GMI: 1; Worden T2108: 11% and near bottom range; perilous market

GMI remains at 1 and has been flashing a sell signal below 4 since the close on July 25.    There were only 8 new highs and 189 new lows in my universe of 4000 stocks on Tuesday.  This is not the time to buy growth stocks hoping that they will surge to new highs.   This is the worst reading I have seen since June 14, 2006.  I rarely see fewer than 10 new 52 week highs in a day.  The Worden T2108 indicator showed just 11% of NYSE stocks above their 40 day averages.  This is definitely bottoming area.  The worst declines have gotten down around 6-7%.  Extreme readings at major bottoms occurred  in 1987, at <1%  in 1990 at  5%, 1994 at  7.7%, 1998 8.5%, 2001 at 6.8%.  It may be worth nibbling at index ETF’s if this indicator falls to 7%.  But I try not to anticipate the market and prefer to wait for the right sign of a turn. This market looks very perilous right now. 

GMI: 1; Hysteria Reigns; Serenely in cash

When I listen to the media pundits, I think the sky is falling.  But when I look at my charts, I see only a puny decline, thus far.  Could it be that the self-serving speculators and powers-that-be are hyping the market decline so that the government will bail them out? 

The market is actually in relatively fine shape at the moment. Stage2  The QQQQ and DIA remain above their rising 30 week averages.  Compare the current decline in the QQQQ with what happened last summer.  The pundits weren’t screaming bloody murder in 2006! Yes, the IJR and SPY are now below their 30 week averages, but those averages are still rising and both indexes appear to have found support at their 50 week averages where they stopped declining last summer.  As Stan Weinstein so masterfully demonstrated in his book cited to the right, real declines occur when these indexes are below their declining 30 week averages.  (That pattern in the QQQQ sent me to cash in October 2000.) While the short term trend is down (GMI-S: 6%), the majority of my long term indicators for the SPY, QQQQ, IJR and DIA remain positive (GMI-L: 63%). Yes, things can always get worse.  But I am content to wait to see if stocks can hold their 30 and/or 50 week averages.

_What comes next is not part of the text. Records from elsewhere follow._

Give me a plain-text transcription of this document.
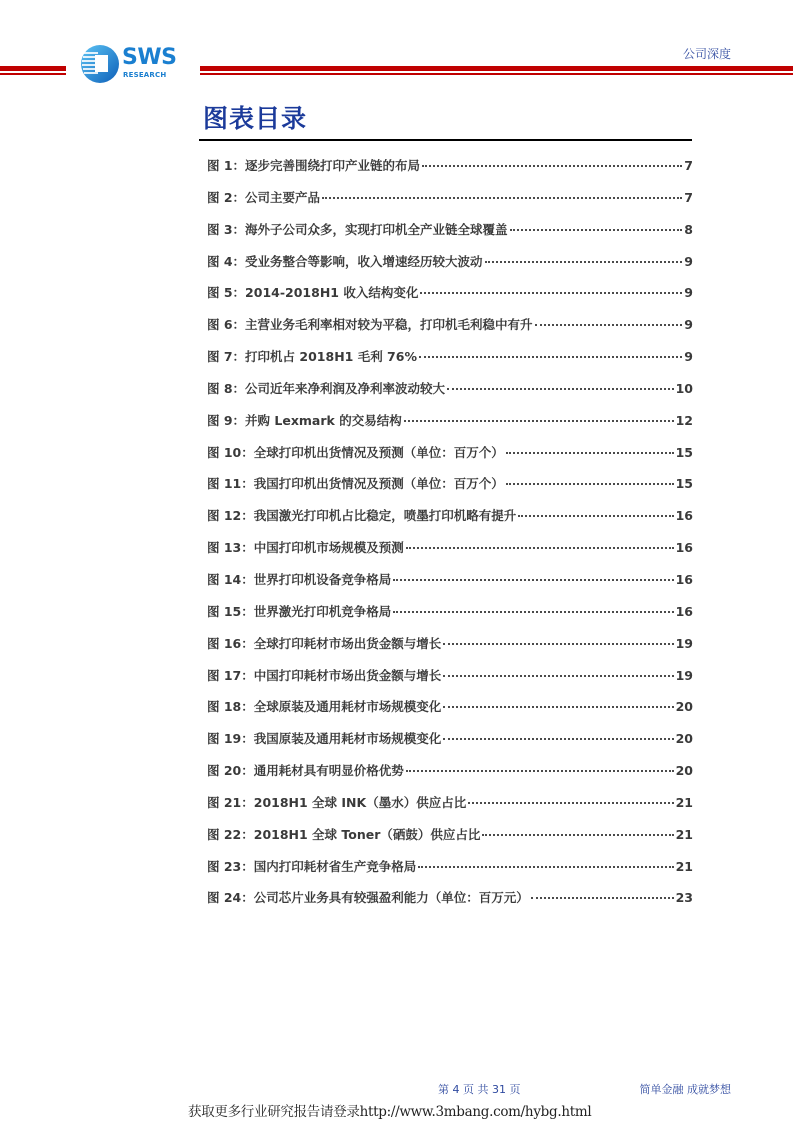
SWS
RESEARCH
公司深度
图表目录
图 1：逐步完善围绕打印产业链的布局	7
图 2：公司主要产品	7
图 3：海外子公司众多，实现打印机全产业链全球覆盖	8
图 4：受业务整合等影响，收入增速经历较大波动	9
图 5：2014-2018H1 收入结构变化	9
图 6：主营业务毛利率相对较为平稳，打印机毛利稳中有升	9
图 7：打印机占 2018H1 毛利 76%	9
图 8：公司近年来净利润及净利率波动较大	10
图 9：并购 Lexmark 的交易结构	12
图 10：全球打印机出货情况及预测（单位：百万个）	15
图 11：我国打印机出货情况及预测（单位：百万个）	15
图 12：我国激光打印机占比稳定，喷墨打印机略有提升	16
图 13：中国打印机市场规模及预测	16
图 14：世界打印机设备竞争格局	16
图 15：世界激光打印机竞争格局	16
图 16：全球打印耗材市场出货金额与增长	19
图 17：中国打印耗材市场出货金额与增长	19
图 18：全球原装及通用耗材市场规模变化	20
图 19：我国原装及通用耗材市场规模变化	20
图 20：通用耗材具有明显价格优势	20
图 21：2018H1 全球 INK（墨水）供应占比	21
图 22：2018H1 全球 Toner（硒鼓）供应占比	21
图 23：国内打印耗材省生产竞争格局	21
图 24：公司芯片业务具有较强盈利能力（单位：百万元）	23
第 4 页 共 31 页	简单金融 成就梦想
获取更多行业研究报告请登录http://www.3mbang.com/hybg.html
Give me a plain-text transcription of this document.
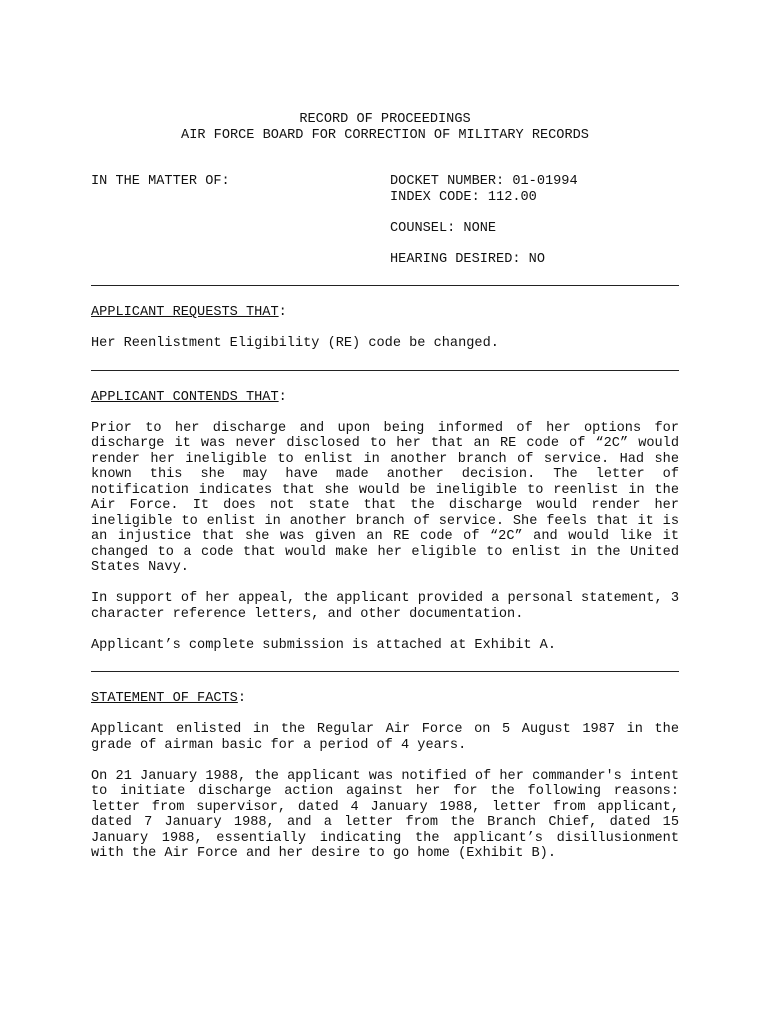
RECORD OF PROCEEDINGS
AIR FORCE BOARD FOR CORRECTION OF MILITARY RECORDS
IN THE MATTER OF:	DOCKET NUMBER: 01-01994
INDEX CODE: 112.00
COUNSEL: NONE
HEARING DESIRED: NO
APPLICANT REQUESTS THAT:

Her Reenlistment Eligibility (RE) code be changed.

APPLICANT CONTENDS THAT:

Prior to her discharge and upon being informed of her options for discharge it was never disclosed to her that an RE code of “2C” would render her ineligible to enlist in another branch of service. Had she known this she may have made another decision. The letter of notification indicates that she would be ineligible to reenlist in the Air Force. It does not state that the discharge would render her ineligible to enlist in another branch of service. She feels that it is an injustice that she was given an RE code of “2C” and would like it changed to a code that would make her eligible to enlist in the United States Navy.

In support of her appeal, the applicant provided a personal statement, 3 character reference letters, and other documentation.

Applicant’s complete submission is attached at Exhibit A.

STATEMENT OF FACTS:

Applicant enlisted in the Regular Air Force on 5 August 1987 in the grade of airman basic for a period of 4 years.

On 21 January 1988, the applicant was notified of her commander's intent to initiate discharge action against her for the following reasons: letter from supervisor, dated 4 January 1988, letter from applicant, dated 7 January 1988, and a letter from the Branch Chief, dated 15 January 1988, essentially indicating the applicant’s disillusionment with the Air Force and her desire to go home (Exhibit B).
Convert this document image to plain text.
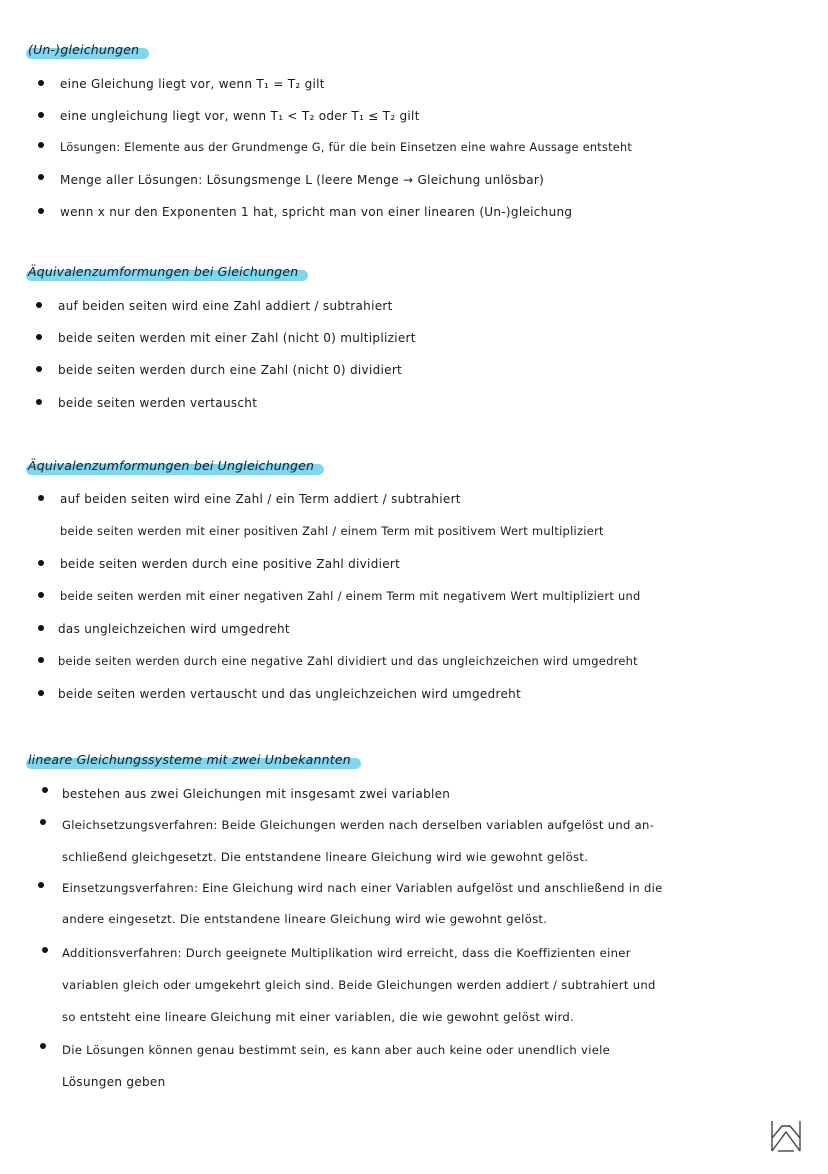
(Un-)gleichungen
eine Gleichung liegt vor, wenn T₁ = T₂ gilt
eine ungleichung liegt vor, wenn T₁ < T₂ oder T₁ ≤ T₂ gilt
Lösungen: Elemente aus der Grundmenge G, für die bein Einsetzen eine wahre Aussage entsteht
Menge aller Lösungen: Lösungsmenge L (leere Menge → Gleichung unlösbar)
wenn x nur den Exponenten 1 hat, spricht man von einer linearen (Un-)gleichung
Äquivalenzumformungen bei Gleichungen
auf beiden seiten wird eine Zahl addiert / subtrahiert
beide seiten werden mit einer Zahl (nicht 0) multipliziert
beide seiten werden durch eine Zahl (nicht 0) dividiert
beide seiten werden vertauscht
Äquivalenzumformungen bei Ungleichungen
auf beiden seiten wird eine Zahl / ein Term addiert / subtrahiert
beide seiten werden mit einer positiven Zahl / einem Term mit positivem Wert multipliziert
beide seiten werden durch eine positive Zahl dividiert
beide seiten werden mit einer negativen Zahl / einem Term mit negativem Wert multipliziert und
das ungleichzeichen wird umgedreht
beide seiten werden durch eine negative Zahl dividiert und das ungleichzeichen wird umgedreht
beide seiten werden vertauscht und das ungleichzeichen wird umgedreht
lineare Gleichungssysteme mit zwei Unbekannten
bestehen aus zwei Gleichungen mit insgesamt zwei variablen
Gleichsetzungsverfahren: Beide Gleichungen werden nach derselben variablen aufgelöst und an-
schließend gleichgesetzt. Die entstandene lineare Gleichung wird wie gewohnt gelöst.
Einsetzungsverfahren: Eine Gleichung wird nach einer Variablen aufgelöst und anschließend in die
andere eingesetzt. Die entstandene lineare Gleichung wird wie gewohnt gelöst.
Additionsverfahren: Durch geeignete Multiplikation wird erreicht, dass die Koeffizienten einer
variablen gleich oder umgekehrt gleich sind. Beide Gleichungen werden addiert / subtrahiert und
so entsteht eine lineare Gleichung mit einer variablen, die wie gewohnt gelöst wird.
Die Lösungen können genau bestimmt sein, es kann aber auch keine oder unendlich viele
Lösungen geben
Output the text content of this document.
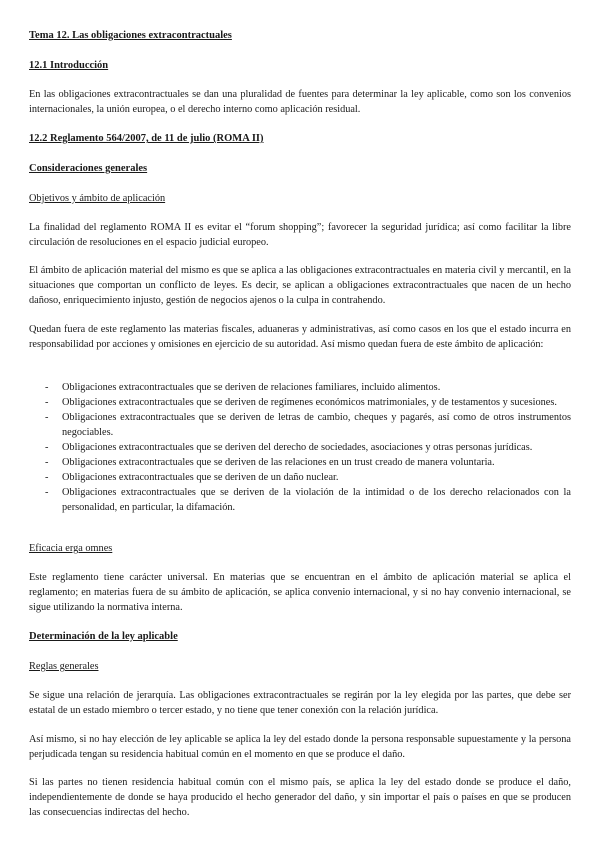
Tema 12. Las obligaciones extracontractuales

12.1 Introducción

En las obligaciones extracontractuales se dan una pluralidad de fuentes para determinar la ley aplicable, como son los convenios internacionales, la unión europea, o el derecho interno como aplicación residual.

12.2 Reglamento 564/2007, de 11 de julio (ROMA II)

Consideraciones generales

Objetivos y ámbito de aplicación

La finalidad del reglamento ROMA II es evitar el “forum shopping”; favorecer la seguridad jurídica; así como facilitar la libre circulación de resoluciones en el espacio judicial europeo.

El ámbito de aplicación material del mismo es que se aplica a las obligaciones extracontractuales en materia civil y mercantil, en la situaciones que comportan un conflicto de leyes. Es decir, se aplican a obligaciones extracontractuales que nacen de un hecho dañoso, enriquecimiento injusto, gestión de negocios ajenos o la culpa in contrahendo.

Quedan fuera de este reglamento las materias fiscales, aduaneras y administrativas, así como casos en los que el estado incurra en responsabilidad por acciones y omisiones en ejercicio de su autoridad. Así mismo quedan fuera de este ámbito de aplicación:

- Obligaciones extracontractuales que se deriven de relaciones familiares, incluido alimentos.
- Obligaciones extracontractuales que se deriven de regímenes económicos matrimoniales, y de testamentos y sucesiones.
- Obligaciones extracontractuales que se deriven de letras de cambio, cheques y pagarés, así como de otros instrumentos negociables.
- Obligaciones extracontractuales que se deriven del derecho de sociedades, asociaciones y otras personas jurídicas.
- Obligaciones extracontractuales que se deriven de las relaciones en un trust creado de manera voluntaria.
- Obligaciones extracontractuales que se deriven de un daño nuclear.
- Obligaciones extracontractuales que se deriven de la violación de la intimidad o de los derecho relacionados con la personalidad, en particular, la difamación.

Eficacia erga omnes

Este reglamento tiene carácter universal. En materias que se encuentran en el ámbito de aplicación material se aplica el reglamento; en materias fuera de su ámbito de aplicación, se aplica convenio internacional, y si no hay convenio internacional, se sigue utilizando la normativa interna.

Determinación de la ley aplicable

Reglas generales

Se sigue una relación de jerarquía. Las obligaciones extracontractuales se regirán por la ley elegida por las partes, que debe ser estatal de un estado miembro o tercer estado, y no tiene que tener conexión con la relación jurídica.

Así mismo, si no hay elección de ley aplicable se aplica la ley del estado donde la persona responsable supuestamente y la persona perjudicada tengan su residencia habitual común en el momento en que se produce el daño.

Si las partes no tienen residencia habitual común con el mismo país, se aplica la ley del estado donde se produce el daño, independientemente de donde se haya producido el hecho generador del daño, y sin importar el país o países en que se producen las consecuencias indirectas del hecho.
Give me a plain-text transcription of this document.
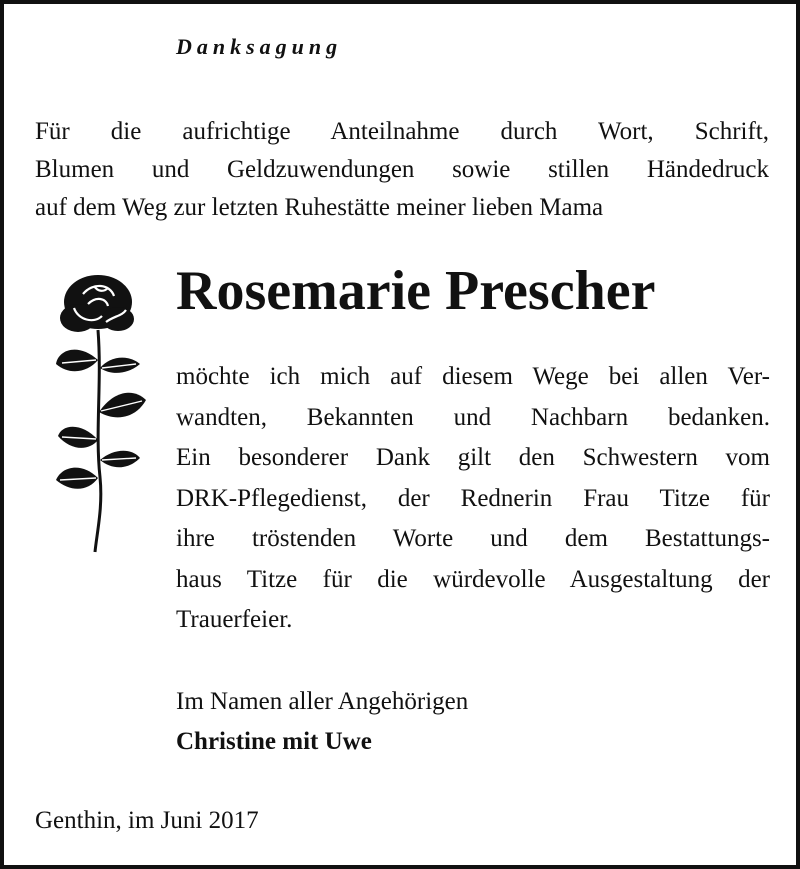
Danksagung

Für die aufrichtige Anteilnahme durch Wort, Schrift,
Blumen und Geldzuwendungen sowie stillen Händedruck
auf dem Weg zur letzten Ruhestätte meiner lieben Mama

Rosemarie Prescher

möchte ich mich auf diesem Wege bei allen Ver-
wandten, Bekannten und Nachbarn bedanken.
Ein besonderer Dank gilt den Schwestern vom
DRK-Pflegedienst, der Rednerin Frau Titze für
ihre tröstenden Worte und dem Bestattungs-
haus Titze für die würdevolle Ausgestaltung der
Trauerfeier.

Im Namen aller Angehörigen
Christine mit Uwe

Genthin, im Juni 2017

You probably are thinking that I am missing the carnage because the QQQQ omits financials. Stage2spy  So let’s look at the SPY, which has been weaker than the QQQQ. Can you honestly look at this weekly chart of the SPY and see an atypical decline?  The SPY is sitting just below its 30 week average (red line) and above its 50 week average (green) near where it has found support in the past.  Compare the current decline to that in 2006 or even 2005.  I see a pattern of higher lows and rising moving averages.

So, I must conclude either that the current cries of doom are coming from persons who are much more perceptive about the true economic fundamentals than I am, or from persons who will benefit by a government bail-out, or both.  Don’t get me wrong, things may get worse.  But right now the market is just in an ordinary decline, and with the GMI at 1, I will remain serenely on the sidelines, mainly in cash.